If you take a one-in-n chance $n$ times (e.g. taking 10 one-in-10 chances), what’s the probability that at least one of them will come off? Somewhat satisfyingly, the answer, regardless of what $n$ is, turns out to be “around 63%”. Here’s why.

First, some equations.

If you take a one-in-n chance, the probability of it coming off is $\frac{1}{n}$ . For example, if you roll a six-side die, the probability of rolling a 6 is $\frac{1}{6}$ .
The probability of the event not occurring is one minus the probability that it does occur,
$1 - \frac{1}{n}$ .
The probability of trying twice and it not happening is the probability of it not happening the first time, times the probability of it not happening the second time:
$(1 - \frac{1}{n}) \times (1 - \frac{1}{n})$ , or $(1 - \frac{1}{n})^2$ .
Similarly, the probability of it not happening in $n$ attempts is
$(1 - \frac{1}{n})^n$
So the probability that it does happen at least once is the probability that it doesn’t not happen,
$1 - (1 - \frac{1}{n})^n$

For a one-in-two chance, this works out as
$1 - (1 - \frac{1}{2})^2 = 1 - \frac{1}{4} = 75\%$ .

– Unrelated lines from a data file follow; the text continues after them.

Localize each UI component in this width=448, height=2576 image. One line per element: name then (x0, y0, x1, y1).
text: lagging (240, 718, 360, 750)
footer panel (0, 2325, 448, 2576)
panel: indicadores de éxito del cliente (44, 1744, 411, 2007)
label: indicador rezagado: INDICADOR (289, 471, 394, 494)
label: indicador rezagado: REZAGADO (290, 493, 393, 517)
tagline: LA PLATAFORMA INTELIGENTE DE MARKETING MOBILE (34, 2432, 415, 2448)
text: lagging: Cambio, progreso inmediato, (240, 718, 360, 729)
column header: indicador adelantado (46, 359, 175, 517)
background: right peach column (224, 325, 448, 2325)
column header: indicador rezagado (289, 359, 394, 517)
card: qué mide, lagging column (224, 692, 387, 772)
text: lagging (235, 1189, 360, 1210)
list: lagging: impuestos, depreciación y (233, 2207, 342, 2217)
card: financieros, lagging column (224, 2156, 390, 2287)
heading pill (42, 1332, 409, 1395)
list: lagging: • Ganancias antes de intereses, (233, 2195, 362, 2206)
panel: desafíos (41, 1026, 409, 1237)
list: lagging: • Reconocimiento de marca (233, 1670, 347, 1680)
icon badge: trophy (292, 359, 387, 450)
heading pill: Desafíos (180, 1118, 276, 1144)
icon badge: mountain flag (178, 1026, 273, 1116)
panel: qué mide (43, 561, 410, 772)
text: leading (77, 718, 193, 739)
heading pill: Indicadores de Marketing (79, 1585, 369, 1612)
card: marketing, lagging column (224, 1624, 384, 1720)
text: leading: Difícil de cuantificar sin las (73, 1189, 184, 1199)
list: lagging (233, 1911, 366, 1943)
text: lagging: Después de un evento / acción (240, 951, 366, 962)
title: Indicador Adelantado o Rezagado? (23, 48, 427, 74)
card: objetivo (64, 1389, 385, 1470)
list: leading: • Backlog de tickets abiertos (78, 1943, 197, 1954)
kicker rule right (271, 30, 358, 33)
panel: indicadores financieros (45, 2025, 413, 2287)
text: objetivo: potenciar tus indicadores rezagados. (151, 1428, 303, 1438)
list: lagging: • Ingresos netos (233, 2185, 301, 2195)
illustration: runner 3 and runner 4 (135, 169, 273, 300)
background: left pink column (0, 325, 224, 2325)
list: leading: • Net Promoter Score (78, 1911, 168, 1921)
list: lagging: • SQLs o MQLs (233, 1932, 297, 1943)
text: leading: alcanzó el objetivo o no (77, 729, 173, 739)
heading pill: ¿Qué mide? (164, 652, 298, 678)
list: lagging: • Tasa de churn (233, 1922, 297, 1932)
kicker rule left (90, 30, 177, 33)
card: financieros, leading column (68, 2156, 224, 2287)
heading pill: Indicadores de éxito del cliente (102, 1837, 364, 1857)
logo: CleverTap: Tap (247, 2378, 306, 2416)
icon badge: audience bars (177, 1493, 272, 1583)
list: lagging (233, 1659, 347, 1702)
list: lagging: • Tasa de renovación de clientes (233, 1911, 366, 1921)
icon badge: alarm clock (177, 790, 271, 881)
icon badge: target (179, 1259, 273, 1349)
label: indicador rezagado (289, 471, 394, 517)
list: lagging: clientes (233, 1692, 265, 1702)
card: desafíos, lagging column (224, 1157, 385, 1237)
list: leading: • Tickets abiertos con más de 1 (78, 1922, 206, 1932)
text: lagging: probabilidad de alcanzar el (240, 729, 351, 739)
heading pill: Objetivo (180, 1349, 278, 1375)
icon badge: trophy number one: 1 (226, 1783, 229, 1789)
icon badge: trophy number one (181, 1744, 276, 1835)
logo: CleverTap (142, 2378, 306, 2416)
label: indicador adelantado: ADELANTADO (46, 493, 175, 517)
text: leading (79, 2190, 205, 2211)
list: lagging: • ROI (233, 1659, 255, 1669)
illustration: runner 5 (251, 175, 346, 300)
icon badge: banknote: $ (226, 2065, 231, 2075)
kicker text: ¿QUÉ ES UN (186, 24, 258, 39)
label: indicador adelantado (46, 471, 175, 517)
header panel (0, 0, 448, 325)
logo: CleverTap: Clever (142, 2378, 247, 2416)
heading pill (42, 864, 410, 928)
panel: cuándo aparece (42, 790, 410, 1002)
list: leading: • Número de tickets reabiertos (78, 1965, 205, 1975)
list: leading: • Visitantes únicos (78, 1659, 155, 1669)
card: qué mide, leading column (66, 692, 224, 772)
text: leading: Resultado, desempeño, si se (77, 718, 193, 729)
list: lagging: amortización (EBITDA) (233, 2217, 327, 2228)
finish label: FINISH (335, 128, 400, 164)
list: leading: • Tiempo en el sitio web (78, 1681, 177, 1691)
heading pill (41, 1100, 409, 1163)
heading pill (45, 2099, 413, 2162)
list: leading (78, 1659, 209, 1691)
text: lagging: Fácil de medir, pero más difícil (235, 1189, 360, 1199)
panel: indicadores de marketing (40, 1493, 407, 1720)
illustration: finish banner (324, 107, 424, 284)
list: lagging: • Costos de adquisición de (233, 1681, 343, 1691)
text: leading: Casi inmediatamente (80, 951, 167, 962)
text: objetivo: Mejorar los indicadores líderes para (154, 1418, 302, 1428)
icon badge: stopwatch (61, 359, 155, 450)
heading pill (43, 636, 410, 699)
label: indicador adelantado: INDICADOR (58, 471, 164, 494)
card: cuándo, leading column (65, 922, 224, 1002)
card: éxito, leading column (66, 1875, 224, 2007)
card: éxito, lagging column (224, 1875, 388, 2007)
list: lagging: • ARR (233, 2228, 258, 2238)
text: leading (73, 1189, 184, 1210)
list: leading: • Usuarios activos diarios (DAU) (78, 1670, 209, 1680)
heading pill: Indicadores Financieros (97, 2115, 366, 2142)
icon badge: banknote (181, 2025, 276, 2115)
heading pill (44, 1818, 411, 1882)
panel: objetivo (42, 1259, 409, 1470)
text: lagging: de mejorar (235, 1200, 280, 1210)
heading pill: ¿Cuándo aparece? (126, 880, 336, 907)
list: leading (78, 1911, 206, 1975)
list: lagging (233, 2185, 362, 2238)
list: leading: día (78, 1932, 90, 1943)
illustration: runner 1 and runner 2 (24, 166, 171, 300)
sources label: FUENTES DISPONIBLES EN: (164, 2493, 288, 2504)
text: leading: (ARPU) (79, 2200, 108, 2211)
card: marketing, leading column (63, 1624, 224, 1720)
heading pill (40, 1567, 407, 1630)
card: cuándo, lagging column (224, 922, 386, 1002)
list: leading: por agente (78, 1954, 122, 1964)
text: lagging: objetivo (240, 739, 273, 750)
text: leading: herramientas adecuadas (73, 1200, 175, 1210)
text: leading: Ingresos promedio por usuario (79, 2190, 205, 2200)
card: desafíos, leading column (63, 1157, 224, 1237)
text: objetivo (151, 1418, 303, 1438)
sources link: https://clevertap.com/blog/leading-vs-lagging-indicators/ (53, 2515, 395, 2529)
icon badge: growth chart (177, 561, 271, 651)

For one-in-three, it’s around $70.4\%$ . For one-in-four, $68.4\%$ . As $n$ increases, the answer gets closer and closer to $1 - \frac{1}{e} \approx 63.2\%$ , where $e$ is Euler’s number.

Why $1 - \frac{1}{e}$ ? To be honest, you would have to ask someone better at maths than me, but I think it’s a pretty cool result.

Obligatory XKCD #

xkcd.com/882: “Significant”

Code #

library(tidyverse)
theme_set(theme_minimal(base_size = 16))
ns = 2:12 # Values of n

# Probability of one or more successes
prob_of_success = function(n){
  1 - (1 - 1/n)^n
}
probs = prob_of_success(ns)
limit_val = 1 - (1 / exp(1))

df = data.frame(
  n = ns,
  prob = probs
)

ggplot(df, aes(n, prob)) +
  geom_path() +
  geom_point() +
  coord_cartesian(ylim=c(.6, .8)) +
  scale_x_continuous(breaks=ns) +
  scale_y_continuous(labels=scales::percent) +
  geom_hline(yintercept=limit_val, linetype='dashed') +
  annotate('label', x=3, y=limit_val, label=expression(1  -  frac(1,'e'))) +
  labs(x = "Value of n", y="Probability of at\nleast one success",
       caption = "You take a one-in-n chance, n times.\nWhat's the probability you're successful at least once?")

ggplot(data.frame(n=2:100), aes(x=n)) +
  geom_function(fun=prob_of_success) +
  coord_cartesian(ylim=c(.6, .8)) +
  # scale_x_continuous(breaks=ns) +
  scale_y_continuous(labels=scales::percent) +
  geom_hline(yintercept=limit_val, linetype='dashed') +
  annotate('label', x=3, y=limit_val, label=expression(1  -  frac(1,'e'))) +
  labs(x = "Value of n", y="Probability of at\nleast one success",
       caption = "Limit as n goes to infinity")

Don’t trust my formula? I don’t blame you, I never trust anything I figure out myself. That’s why I double check it against a simulation.

sim_func = function(n, nsims=100000){
  outcomes = rbinom(n=nsims, size=n, prob=1/n)
  mean(outcomes > 0)
}
df$sim_p = map_dbl(ns, sim_func)

df %>%
  pivot_longer(-n) %>%
  mutate(name = ifelse(name=='prob', 'Formula', 'Simulation')) %>%
  ggplot(aes(n, value, color=name)) +
  geom_path() + 
  geom_point() +
  coord_cartesian(ylim=c(.6, .8)) +
  scale_x_continuous(breaks=ns) +
  scale_y_continuous(labels=scales::percent) +
  geom_hline(yintercept=limit_val, linetype='dashed') +
  labs(x = "Value of n", y="Probability of at\nleast one success", color = "Method",
       caption = "Formula agrees with simulation")